Monday 30 July 2012

July 2012 - A Tale of Two Networks

When you buy a phone on contract it remains locked on the network who sold it to you until they issue an unlocking code to allow it to be used on another network.

In the case of iPhones it is Apple who supplies the code to the networks.

Most contacts with O2 are conducted via online "chats" with their Gurus who listen to what you say and are then supposed to help with advice or answers to problems.

Contact with Three is made by telephone and you actually speak to human beings on a help desk who then help you with advice or answers to problems.

"O2"

On June 9th my brother-in-law, John, gave me an iPhone which had originally been lost but was found again. The loss had been reported to O2 but not its finding.

I wanted to get this phone working again for Kathie so I inserted an O2 SIM card which would not fire up the phone. I contacted O2 and asked for the phone to be activated. This was on June 10th. The "Guru" from O2 raised no queries about this, told me the phone would be activated and unlocked from the O2 system and all would be complete within 10 days.

After the 10 days were up, and nothing had happened, I contacted them again and was reassured that this time everything would be OK and the phone would be unlocked.

Another THREE calls later I was advised that the phone was on the lost and stolen list and could not be activated until the original owner had called them. I asked John to call them and he on 29th June spoke to another four Gurus before the phone was eventually released and it would work. Here semantics played its part as John only asked for the phone to be unlocked but as it still had the lost and stolen bar on it, nobody advised him of this and the phone stayed barred. In all of this nobody from O2 had the wits to send a simple text or email to us laying out the situation and stating exactly what steps we needed to take.

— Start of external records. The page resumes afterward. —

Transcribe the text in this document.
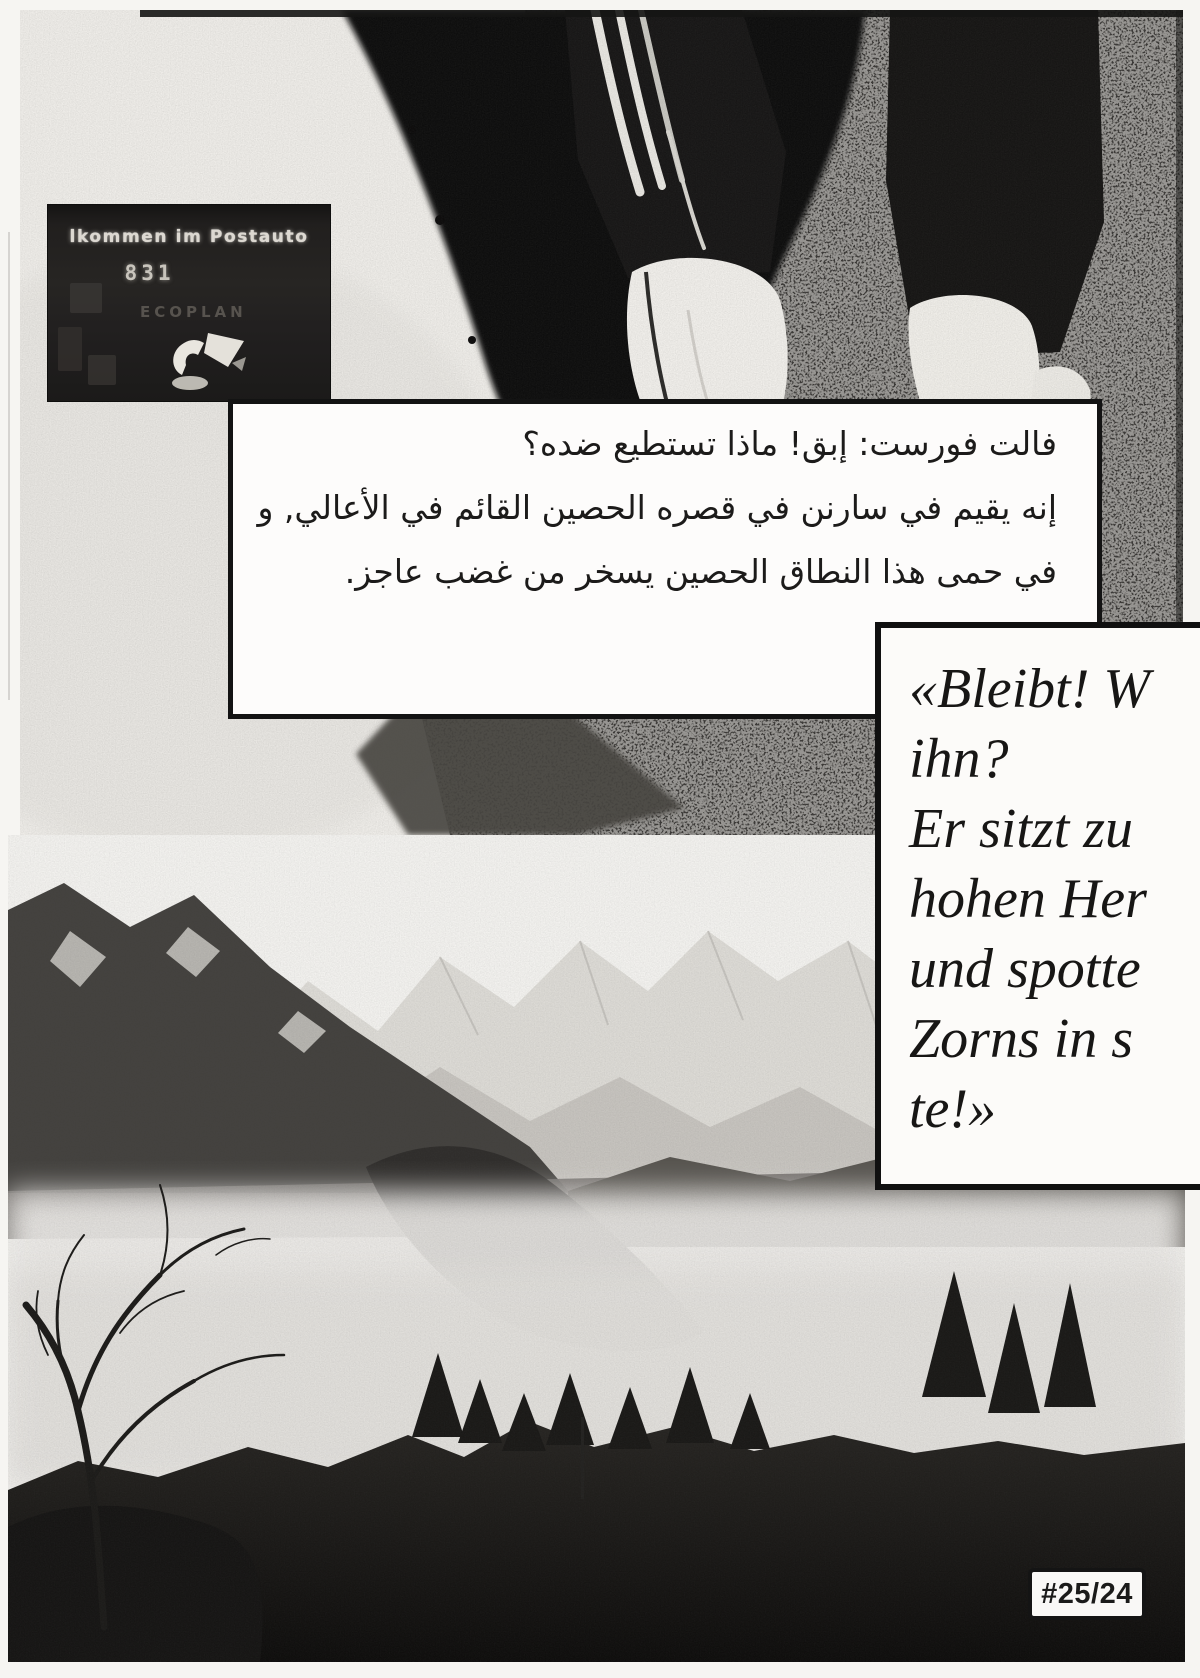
lkommen im Postauto
831
ECOPLAN
فالت فورست: إبق! ماذا تستطيع ضده؟
إنه يقيم في سارنن في قصره الحصين القائم في الأعالي, و
في حمى هذا النطاق الحصين يسخر من غضب عاجز.
«Bleibt! W
ihn?
Er sitzt zu
hohen Her
und spotte
Zorns in s
te!»
#25/24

On the 10 July the lost and stolen bar was finally lifted and the phone became functional but the Gurus had neglected to raise the unlocking request so it would only work on the O2 network.

So now I took over from John again and started the process of having the phone unlocked. Each time I contacted a Guru from O2 I was assured that all was well and that the phone would be unlocked.

By 20th July between us we had spoken to THIRTEEN different Gurus and having absolutely no faith in what they were telling me I asked for a manager to take over the complaint. I received a call from a manager who told me that the advice from numbers twelve and thirteen that the phone would be unlocked within 72 hours was wrong and that it would be 10 days from 20th July.

Finally on 29th July I received a text to say that the phone had been unlocked and could be used with a non-O2 SIM.

Fourteen different people and forty nine days to have a phone activated properly.

I had earlier consulted the O2 website regarding complaints and was invited to send in an email as one of the choices. The complaint would be answered within five days it advised. I sent an email but the automated reply increased the response time to fourteen days.

"Three"

I have another iPhone and an iPad on the "3" network. On 26th July I telephoned their Help desk asking for both devices to be unlocked from their network so that I may use them in Spain.

On 27th July I received a text saying that they had both been unlocked.



Conclusion

And so Dear Reader I leave you to draw your own conclusion.